Die Kundgebung fand im Rahmen des von der Armutskonferenz organisierten dritten österreichischen Treffens von Menschen mit Armutserfahrungen (23. bis 25.11.,Graz) statt, zu dem gut 50 TeilnehmerInnen aus ganz Österreich gekommen waren, um aktuelle Entwicklungen zu analysieren und Strategien zur Umsetzung effektiverer Armutsbekämpfungsmaßnahmen aus Sicht der Betroffenen zu entwickeln.

 

Der geplanten Grundsicherung stehen sie mit großer Skepsis gegenüber. „Wir erwarten keine Verbesserungen, vor allem wenn Miet- und andere -beihilfen gestrichen werden, könnte es für viele sogar zu Verschlechterungen kommen“, sind sich die Betroffenen einig.

 

Steigende Lebenshaltungskosten, vor allem die Teuerungen von Grundnahrungsmitteln und Heizkosten schlagen sich stark auf die schmalen Budgets von Menschen, die in Armut leben, nieder.
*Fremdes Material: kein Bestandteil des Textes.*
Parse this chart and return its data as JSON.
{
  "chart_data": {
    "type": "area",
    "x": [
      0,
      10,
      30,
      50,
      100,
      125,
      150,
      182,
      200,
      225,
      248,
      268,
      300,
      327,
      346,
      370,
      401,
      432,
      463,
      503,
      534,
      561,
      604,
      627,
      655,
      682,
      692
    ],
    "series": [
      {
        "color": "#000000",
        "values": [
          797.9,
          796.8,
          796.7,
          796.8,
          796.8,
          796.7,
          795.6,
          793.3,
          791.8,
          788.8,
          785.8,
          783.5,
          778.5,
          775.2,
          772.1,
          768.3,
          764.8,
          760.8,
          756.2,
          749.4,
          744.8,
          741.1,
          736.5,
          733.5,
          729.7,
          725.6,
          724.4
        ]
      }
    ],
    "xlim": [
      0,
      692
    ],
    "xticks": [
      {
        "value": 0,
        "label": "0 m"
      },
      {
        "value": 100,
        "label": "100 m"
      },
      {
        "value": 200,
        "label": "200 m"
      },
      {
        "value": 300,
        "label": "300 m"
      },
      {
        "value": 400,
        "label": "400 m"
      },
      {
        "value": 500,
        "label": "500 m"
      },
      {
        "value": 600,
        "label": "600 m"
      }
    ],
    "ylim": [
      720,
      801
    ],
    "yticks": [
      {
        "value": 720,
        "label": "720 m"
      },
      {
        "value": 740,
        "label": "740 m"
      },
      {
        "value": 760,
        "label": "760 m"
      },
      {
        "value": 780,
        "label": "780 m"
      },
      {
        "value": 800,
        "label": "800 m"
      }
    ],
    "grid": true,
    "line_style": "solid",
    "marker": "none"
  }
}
Armutsstatistiken, die vornehmlich Einkommenslagen erheben, erfassen die Realitäten von Betroffenen nur unzureichend, kritisiert die Armutskonferenz. Auch wer knapp über der statistischen Armutsgrenze lebt, habe oft nicht genug Geld zum Heizen, für den Schikurs der Kinder oder einen dringend notwendigen Fortbildungskurs. „Für Armutsbetroffene, die mit einem Einkommen weiter unter der Armutsgrenze auskommen müssten, seien oft bereits Fahrkarten für öffentliche Verkehrsmittel und Ausgaben für Grundnahrungsmittel kaum mehr leistbar.

 

Armut könne jede/n treffen. Neben einem existenzsichernden Mindesteinkommen, besserem Zugang zu qualitätvollen sozialen Dienstleistungen und Gütern und einer Arbeitsmarktpolitik, die adäquate Löhne und berufliche Perspektiven sichert, fordern Betroffene mehr Mitbestimmung und Mitsprachemöglichkeiten. „Sogar von Seiten der EU-Kommission wurde bereits erkannt, dass geeignete Maßnahmen zur Armutsbekämpfung nur unter Partizipation Betroffener entwickelt werden können“, erklärt eine Teilnehmerin. „Wir fordern mehr Respekt für unsere Situation und unsere Expertise, mehr Ressourcen zur Selbstorganisation und verstärkte Möglichkeiten der Mitbestimmung.“ Ihre Anliegen und Forderungen werden die Betroffenen per Brief auch direkt an Sozialminister Buchinger übermitteln, der die ursprünglich versprochene persönliche Teilnahme am Treffen in Graz aufgrund eines anderen Termins absagen musste.